Momentos desnortados...


 La gente pasea a sus mascotas, el chico de barrio lleva a su hurón en el bolsillo y a un pequeño pájaro tropical sobre la tela de fieltro del sombrero clásico de Fedora…En el parque cercano a casa, hombres jubilados de china tienen colgadas de las ramas de un árbol frondoso, jaulas con pájaros cantores Huamei (cejas pintadas) Cada día los pasean y llegan hasta aquí bajo la fresca sombra del ramaje,  para jugar a cartas, hablar, reir y leer el periódico…Hoy hay manifestación de pensionistas enfadados con el gobierno.
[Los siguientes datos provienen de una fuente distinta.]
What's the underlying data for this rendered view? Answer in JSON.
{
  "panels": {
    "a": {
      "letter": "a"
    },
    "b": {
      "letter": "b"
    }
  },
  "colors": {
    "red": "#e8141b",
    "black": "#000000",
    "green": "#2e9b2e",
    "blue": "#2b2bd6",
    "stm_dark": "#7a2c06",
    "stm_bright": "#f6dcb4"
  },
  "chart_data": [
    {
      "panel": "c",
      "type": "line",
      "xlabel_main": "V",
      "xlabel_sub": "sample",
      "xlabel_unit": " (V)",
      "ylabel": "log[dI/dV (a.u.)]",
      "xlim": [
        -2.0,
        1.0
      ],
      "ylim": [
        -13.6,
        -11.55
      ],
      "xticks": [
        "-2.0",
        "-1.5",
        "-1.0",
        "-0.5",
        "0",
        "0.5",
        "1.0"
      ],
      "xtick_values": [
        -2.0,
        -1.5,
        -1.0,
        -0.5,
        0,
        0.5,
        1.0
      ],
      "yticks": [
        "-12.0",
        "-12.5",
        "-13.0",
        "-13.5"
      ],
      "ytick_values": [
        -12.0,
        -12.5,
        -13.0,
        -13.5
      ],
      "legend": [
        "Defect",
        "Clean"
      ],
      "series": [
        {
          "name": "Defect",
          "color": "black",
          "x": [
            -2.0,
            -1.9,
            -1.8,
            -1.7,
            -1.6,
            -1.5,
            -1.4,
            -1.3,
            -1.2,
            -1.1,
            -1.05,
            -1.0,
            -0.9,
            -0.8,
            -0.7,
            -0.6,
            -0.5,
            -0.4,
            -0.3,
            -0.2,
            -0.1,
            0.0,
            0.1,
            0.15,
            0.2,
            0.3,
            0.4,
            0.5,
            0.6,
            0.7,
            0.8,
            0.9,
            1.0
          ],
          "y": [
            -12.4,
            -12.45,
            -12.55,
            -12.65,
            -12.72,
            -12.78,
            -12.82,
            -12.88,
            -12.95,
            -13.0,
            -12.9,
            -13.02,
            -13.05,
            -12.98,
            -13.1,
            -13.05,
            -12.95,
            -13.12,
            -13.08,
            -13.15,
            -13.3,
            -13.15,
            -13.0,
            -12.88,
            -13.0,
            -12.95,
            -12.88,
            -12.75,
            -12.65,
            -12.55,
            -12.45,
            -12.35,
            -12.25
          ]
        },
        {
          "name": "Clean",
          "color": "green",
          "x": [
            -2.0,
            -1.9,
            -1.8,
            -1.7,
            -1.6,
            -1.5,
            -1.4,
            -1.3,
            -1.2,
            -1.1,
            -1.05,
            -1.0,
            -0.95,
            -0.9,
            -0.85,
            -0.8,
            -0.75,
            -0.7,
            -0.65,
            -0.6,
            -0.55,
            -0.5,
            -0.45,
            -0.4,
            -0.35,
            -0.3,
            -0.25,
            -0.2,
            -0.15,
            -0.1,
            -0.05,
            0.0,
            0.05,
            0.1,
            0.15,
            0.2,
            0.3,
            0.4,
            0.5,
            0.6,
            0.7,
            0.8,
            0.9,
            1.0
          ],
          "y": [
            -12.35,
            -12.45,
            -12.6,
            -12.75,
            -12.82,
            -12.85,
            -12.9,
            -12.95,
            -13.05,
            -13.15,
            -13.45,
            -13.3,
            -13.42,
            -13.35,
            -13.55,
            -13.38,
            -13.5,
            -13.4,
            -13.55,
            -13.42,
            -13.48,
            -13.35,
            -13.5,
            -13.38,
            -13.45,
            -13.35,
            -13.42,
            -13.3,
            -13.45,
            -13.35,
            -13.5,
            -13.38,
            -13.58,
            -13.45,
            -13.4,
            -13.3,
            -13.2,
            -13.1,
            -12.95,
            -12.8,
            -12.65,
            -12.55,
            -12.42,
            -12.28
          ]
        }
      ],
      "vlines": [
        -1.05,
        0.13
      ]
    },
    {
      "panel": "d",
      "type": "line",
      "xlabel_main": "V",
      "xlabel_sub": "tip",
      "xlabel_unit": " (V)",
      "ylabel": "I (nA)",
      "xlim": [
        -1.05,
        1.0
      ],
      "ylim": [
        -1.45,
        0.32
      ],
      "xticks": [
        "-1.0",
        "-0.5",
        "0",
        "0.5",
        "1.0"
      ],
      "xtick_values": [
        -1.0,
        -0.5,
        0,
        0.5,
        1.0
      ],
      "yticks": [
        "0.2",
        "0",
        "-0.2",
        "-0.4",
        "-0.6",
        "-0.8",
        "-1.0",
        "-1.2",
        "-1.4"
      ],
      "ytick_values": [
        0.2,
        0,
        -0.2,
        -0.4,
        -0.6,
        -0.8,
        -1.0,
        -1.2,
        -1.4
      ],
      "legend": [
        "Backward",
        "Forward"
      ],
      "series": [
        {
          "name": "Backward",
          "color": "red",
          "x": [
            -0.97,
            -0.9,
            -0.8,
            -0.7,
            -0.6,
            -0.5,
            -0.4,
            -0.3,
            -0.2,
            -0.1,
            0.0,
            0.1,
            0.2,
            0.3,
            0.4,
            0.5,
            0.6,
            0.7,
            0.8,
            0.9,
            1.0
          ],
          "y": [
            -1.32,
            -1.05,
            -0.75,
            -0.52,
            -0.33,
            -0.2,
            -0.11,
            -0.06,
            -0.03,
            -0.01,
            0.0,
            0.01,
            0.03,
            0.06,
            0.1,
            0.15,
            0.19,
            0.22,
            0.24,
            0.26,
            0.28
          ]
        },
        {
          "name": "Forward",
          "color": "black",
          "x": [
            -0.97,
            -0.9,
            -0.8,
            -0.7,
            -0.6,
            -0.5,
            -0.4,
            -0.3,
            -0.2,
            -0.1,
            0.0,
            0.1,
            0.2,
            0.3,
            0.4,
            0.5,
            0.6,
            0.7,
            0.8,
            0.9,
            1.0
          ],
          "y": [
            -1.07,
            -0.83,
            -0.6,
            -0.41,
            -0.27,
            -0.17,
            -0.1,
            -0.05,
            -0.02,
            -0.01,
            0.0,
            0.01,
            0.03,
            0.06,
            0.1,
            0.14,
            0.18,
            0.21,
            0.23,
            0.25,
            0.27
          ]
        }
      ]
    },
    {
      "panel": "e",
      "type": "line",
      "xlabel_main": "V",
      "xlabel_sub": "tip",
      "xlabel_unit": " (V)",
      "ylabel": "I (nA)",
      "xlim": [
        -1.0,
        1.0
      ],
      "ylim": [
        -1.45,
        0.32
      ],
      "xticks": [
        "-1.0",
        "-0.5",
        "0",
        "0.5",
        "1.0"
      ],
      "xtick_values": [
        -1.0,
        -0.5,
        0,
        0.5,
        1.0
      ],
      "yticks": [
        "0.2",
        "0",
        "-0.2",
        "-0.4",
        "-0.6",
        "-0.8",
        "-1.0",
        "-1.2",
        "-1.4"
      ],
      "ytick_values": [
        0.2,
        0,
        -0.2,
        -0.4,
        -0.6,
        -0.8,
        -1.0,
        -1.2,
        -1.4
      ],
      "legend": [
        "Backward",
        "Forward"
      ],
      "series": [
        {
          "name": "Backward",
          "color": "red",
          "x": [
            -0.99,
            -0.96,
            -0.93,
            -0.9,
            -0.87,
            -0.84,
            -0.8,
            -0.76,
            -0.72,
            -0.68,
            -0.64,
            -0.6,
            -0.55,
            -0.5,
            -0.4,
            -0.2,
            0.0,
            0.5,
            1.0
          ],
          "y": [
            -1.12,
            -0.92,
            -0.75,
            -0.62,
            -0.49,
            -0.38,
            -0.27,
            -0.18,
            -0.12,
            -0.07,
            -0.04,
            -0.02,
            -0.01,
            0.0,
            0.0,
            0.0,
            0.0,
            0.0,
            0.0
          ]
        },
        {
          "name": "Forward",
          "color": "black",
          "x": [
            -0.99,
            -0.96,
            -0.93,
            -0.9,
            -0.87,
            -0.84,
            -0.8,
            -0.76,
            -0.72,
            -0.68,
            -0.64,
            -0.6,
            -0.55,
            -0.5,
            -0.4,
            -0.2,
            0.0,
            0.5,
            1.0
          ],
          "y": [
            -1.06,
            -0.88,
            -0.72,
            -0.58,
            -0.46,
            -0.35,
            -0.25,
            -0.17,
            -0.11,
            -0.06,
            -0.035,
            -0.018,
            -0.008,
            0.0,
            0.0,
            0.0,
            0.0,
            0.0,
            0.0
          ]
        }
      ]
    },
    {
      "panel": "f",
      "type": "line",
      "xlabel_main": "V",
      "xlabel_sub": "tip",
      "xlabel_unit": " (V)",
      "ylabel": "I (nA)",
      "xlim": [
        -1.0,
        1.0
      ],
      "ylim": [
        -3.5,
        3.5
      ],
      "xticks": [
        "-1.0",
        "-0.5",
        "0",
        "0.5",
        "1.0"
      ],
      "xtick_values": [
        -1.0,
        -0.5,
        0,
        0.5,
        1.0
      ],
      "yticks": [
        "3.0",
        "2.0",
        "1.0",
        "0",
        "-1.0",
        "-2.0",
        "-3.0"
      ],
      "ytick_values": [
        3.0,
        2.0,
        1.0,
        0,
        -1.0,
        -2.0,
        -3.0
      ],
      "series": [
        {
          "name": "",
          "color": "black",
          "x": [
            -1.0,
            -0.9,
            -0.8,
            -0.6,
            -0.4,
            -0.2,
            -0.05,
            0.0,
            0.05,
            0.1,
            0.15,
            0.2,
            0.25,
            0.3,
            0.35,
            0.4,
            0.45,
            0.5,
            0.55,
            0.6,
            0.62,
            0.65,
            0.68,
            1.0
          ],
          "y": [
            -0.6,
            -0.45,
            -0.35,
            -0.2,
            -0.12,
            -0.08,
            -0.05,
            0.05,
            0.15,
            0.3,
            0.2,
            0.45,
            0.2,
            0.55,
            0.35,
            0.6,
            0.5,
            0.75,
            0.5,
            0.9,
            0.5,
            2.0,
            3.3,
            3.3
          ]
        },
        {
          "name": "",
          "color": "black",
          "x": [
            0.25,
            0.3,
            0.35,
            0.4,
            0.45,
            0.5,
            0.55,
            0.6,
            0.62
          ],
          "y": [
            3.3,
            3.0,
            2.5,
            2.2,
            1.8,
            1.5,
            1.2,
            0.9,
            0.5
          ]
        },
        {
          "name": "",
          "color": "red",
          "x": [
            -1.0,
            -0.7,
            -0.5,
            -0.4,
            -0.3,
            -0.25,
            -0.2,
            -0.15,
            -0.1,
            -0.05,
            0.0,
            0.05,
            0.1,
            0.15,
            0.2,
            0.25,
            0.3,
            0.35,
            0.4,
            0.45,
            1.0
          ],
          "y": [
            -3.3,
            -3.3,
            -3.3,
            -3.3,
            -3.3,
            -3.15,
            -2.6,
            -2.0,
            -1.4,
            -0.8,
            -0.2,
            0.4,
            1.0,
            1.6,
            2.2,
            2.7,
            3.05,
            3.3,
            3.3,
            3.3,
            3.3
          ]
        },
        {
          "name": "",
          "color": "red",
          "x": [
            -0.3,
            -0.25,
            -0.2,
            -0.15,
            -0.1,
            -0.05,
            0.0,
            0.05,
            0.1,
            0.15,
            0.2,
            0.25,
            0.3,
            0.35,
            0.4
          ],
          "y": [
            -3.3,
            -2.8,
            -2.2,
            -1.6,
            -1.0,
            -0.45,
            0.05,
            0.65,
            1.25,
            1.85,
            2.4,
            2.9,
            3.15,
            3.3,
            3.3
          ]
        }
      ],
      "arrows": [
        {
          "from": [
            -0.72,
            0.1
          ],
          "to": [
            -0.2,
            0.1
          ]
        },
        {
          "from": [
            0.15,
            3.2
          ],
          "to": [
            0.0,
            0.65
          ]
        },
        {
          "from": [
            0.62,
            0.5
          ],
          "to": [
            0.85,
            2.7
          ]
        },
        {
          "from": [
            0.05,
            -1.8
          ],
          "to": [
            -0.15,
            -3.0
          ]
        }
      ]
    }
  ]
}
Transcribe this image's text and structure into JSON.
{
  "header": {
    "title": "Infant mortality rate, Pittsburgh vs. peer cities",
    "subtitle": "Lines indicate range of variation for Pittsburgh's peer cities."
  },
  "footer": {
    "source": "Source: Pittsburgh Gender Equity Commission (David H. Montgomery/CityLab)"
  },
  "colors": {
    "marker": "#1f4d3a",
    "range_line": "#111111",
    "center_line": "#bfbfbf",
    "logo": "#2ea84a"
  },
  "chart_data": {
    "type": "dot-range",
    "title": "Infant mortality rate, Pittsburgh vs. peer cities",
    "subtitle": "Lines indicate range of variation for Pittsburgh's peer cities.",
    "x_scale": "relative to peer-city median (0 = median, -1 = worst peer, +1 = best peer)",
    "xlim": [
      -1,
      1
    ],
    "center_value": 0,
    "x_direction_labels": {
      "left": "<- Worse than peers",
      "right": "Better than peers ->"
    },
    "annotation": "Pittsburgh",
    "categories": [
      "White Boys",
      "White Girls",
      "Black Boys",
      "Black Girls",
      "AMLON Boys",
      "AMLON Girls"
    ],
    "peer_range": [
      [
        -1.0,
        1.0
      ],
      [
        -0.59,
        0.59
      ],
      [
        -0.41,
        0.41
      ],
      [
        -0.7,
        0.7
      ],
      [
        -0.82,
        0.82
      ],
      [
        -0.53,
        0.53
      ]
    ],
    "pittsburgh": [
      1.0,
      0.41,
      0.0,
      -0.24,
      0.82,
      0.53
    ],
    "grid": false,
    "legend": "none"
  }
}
Los empleados trajeados del metro, ayudan empujando a las personas para que entren en los vagones, resulta muy difícil en las horas punta…un grupito de chicas sonríen, coloradas.
Allá en la plaza, duermen los indigentes, junto a la fuente de los tres caños. Algunos con resaca se levantan con mal humor y dolor de cabeza…los turistas cruzan miradas, pero no dicen nada. Unos saltimbanquis se ganan unos euros dando saltos cirquences, y Samuel con el acordeón los acompaña…En el pequeño local “sureños desnortados” estos días se pueden ver exposiciones de fotografía de Robert Frank y Ed Van Der Elsken con columnas de poemas de Jack Kerouac y amenizado con música de Charlie Parker (Bird) Miles Davis, Dizzy Gillespie  y Charles Mingus…En el café “Libertad”, alterna la bohemia con los angeles del infierno, los Beatniks y vendedores de humo, doctores inventores de elixires, mujeres barbudas y enanos trapecistas…


 







martes, 29 de enero de 2019

SALA DE REPOSO… (25 Enero 2019)


Durante una larga temporada estuve recluido en una casa de reposo, allí en la “Sala número seis” de Antón P. Chéjov. Compartí celda, comedor y patio con Iván Dmítrich Gromov…No es muy agradable cerciorarse de que afuera, han quedado los orates. Esos personajillos que van a un puesto de trabajo a que les exploten. Que baten su honor en duelo por jóvenes damiselas y delinquen por tierras, propiedades y dinero, ese vil metal que corroe la substancia y paraliza la evolución del fruto del espíritu benigno.
Viví con calma en el hospital mental. Pude pensar y escribir algunas tesis sobre la enajenada sociedad capitalista.
Cuando por fin salí, una tarde lluviosa y gris, anduve por las calles sucias y macilentas del viejo barrio portuario de Barcelona. Esas callejuelas con resonancias de las últimas guerras que padecen el frío de las victimas engañadas. De los golpes y tropiezos, contradicciones y descubrimientos de crudezas veladas. 
Entre todas, elegí una pensión regida y alternada por meretrices, era muy barata y humilde, con una habitación austera y miserable. Era sin embargo, todo lo que necesitaba: un pequeño camastro y una mesita de madera, llena de quemaduras de cigarrillo. Una lamparita con una bombilla fundida y baldosas de cerámica catalana, algunas rotas, muchas sueltas sin yeso y al pisar sobre ellas bailaban al compás del hambre y los retortijones en el estómago. Solía comprar una barrita de pan con cornezuelo espiritual, una porción de queso y vino tinto…y así pasaban los días y las noches y no dejaba de lloviznar a este lado de la ciudad.